Since real estate agents generally perform the same job duties all of the United States, you might expect the requirements for attaining this career to be the same everywhere. However, real estate agents are licensed at the state level, not the federal level, and each state has the freedom to set its own requirements for the real estate agent career path. That said, many states’ requirements for real estate agents have a lot in common, with the biggest differences being the extent of prelicensing coursework needed to qualify for licensure and the licensing exam itself. Because the rules for licensure differ from state to state, aspiring and established real estate agents often wonder what the process would be like if they needed to move to a new state.
The General Licensing Requirements
IMAGE SOURCE: Pixabay, public domain
It doesn’t make much sense for real estate licensing requirements to be radically different from one state to another. Generally, you won’t find states with extreme requirements like a graduate school education for new real estate sales agents. Since you aren’t permitted to begin working in the field until you have gotten your license, you also don’t have need years of work experience in the field prior to obtaining this credential.
The basic requirements needed to become licensed as a real estate sales agent are minimum age, prelicensing coursework and the licensing exam, according to the United States Bureau of Labor Statistics (BLS). In most states, the BLS reported, you can get a real estate license at age 18. However, some states, like Alabama and Alaska, only award licensure to qualified candidates who are at least 19 years old. Although you can complete your state prelicensure requirements at real estate schools, community colleges and four-year colleges, exactly what you study and how long your program lasts depends on your state’s unique requirements. Similarly, licensing exam requirements can differ between states.
Another requirement you may have to meet in some states is satisfactorily passing a background check. Having a past felony conviction or a conviction of a highly immoral nature may disqualify you from licensure in certain states.
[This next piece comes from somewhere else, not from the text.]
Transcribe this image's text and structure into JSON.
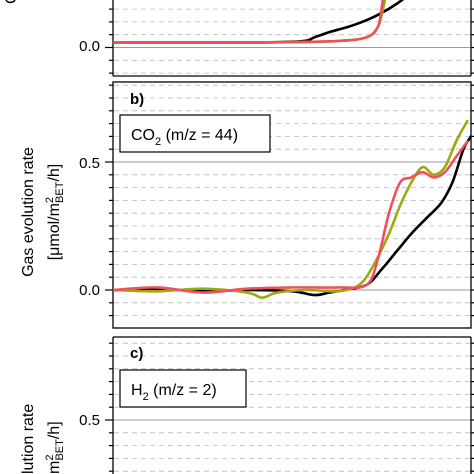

Differences in Prelicensing Courses and Exams
Where state real estate licensing requirements differ the most are in the prelicensing course requirements and the licensing exam itself. Both the length and the content of the prelicensing education program can vary by state. For example, real estate sales agents in Texas must complete 180 classroom hours of prelicensing coursework in six topic areas, including the Principles of Real Estate, Real Estate Finance, Law of Agency and Law of Contracts. In Massachusetts, on the other hand, you need only 40 hours of prelicensing coursework.
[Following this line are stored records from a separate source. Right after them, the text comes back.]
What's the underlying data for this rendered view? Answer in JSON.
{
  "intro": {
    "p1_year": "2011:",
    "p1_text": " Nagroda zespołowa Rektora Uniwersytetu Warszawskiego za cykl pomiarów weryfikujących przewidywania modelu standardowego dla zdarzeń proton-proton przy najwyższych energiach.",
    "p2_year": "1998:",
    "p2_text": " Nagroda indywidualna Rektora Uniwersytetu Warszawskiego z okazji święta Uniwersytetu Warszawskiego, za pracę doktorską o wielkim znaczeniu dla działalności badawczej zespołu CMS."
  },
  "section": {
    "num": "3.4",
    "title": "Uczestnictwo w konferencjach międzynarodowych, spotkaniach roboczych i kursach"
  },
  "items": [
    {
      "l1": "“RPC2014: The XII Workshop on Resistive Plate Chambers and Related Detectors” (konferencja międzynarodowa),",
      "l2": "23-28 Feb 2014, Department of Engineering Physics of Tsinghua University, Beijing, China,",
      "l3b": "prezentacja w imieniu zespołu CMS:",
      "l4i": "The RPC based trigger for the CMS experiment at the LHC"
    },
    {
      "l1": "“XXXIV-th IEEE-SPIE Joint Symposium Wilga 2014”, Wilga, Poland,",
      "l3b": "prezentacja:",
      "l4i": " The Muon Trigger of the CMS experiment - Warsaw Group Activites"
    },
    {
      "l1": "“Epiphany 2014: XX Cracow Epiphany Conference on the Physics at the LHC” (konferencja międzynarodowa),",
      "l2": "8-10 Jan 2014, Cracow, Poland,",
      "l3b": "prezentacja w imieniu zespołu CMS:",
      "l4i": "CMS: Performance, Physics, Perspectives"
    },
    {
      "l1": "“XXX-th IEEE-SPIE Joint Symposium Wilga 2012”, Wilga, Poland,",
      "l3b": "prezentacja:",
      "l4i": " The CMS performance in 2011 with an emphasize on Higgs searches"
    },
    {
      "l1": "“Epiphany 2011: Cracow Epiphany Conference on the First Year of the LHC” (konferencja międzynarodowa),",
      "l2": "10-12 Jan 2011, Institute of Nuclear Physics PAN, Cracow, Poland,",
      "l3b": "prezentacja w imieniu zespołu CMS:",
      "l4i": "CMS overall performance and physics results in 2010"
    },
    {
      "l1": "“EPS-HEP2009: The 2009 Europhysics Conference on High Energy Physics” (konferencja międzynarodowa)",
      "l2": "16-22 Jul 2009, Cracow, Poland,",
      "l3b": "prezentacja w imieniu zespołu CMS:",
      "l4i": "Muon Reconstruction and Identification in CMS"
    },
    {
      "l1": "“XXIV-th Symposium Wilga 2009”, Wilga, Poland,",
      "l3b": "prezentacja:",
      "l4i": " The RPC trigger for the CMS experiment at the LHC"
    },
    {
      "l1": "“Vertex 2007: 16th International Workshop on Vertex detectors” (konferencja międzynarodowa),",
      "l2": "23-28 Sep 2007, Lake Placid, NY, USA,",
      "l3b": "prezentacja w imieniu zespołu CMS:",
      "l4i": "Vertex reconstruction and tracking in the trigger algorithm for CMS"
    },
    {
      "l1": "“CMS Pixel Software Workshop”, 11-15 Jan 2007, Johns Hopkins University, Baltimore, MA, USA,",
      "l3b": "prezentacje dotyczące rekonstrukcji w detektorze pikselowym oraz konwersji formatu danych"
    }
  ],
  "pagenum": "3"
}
When it comes to the exam, some are longer than others. Test-takers spend anywhere from 90 minutes to four hours completing exams, which usually consist primarily of multiple-choice questions but may also require students to answer open-ended simulation questions that require them to analyze data. States may also separate the licensing exam into a state portion and a national portion, but there is not one single national exam used across all regions.
Generally, you can prepare to get your real estate license in a matter of weeks, often spending only a few hundred dollars on your prelicensing courses and, for the exam fee, a cost that ranges from under $100 to a couple hundred dollars.
Relocating as a Real Estate Agent
Real estate agents may be experts at buying a home, but what if the home they buy for their own family is out of state? Because each state issues its own licenses and can establish its own licensing requirements, you can’t necessarily use the license you already have in your new place of work. However, to streamline the licensing process for established professionals moving across state lines, many states choose to form reciprocity agreements with other states, the BLS reported. Not all states have reciprocity agreements with each other, and even those that do, such as Colorado, may limit that agreement to partial reciprocity. You may still have to complete new requirements to get a license in your new state, but at least you won’t have to start from the bottom.
Besides meeting licensing requirements, it’s important for realtors who are new to an area to develop a comprehensive understanding of the local real estate market, including the different neighborhoods and sales and pricing trends.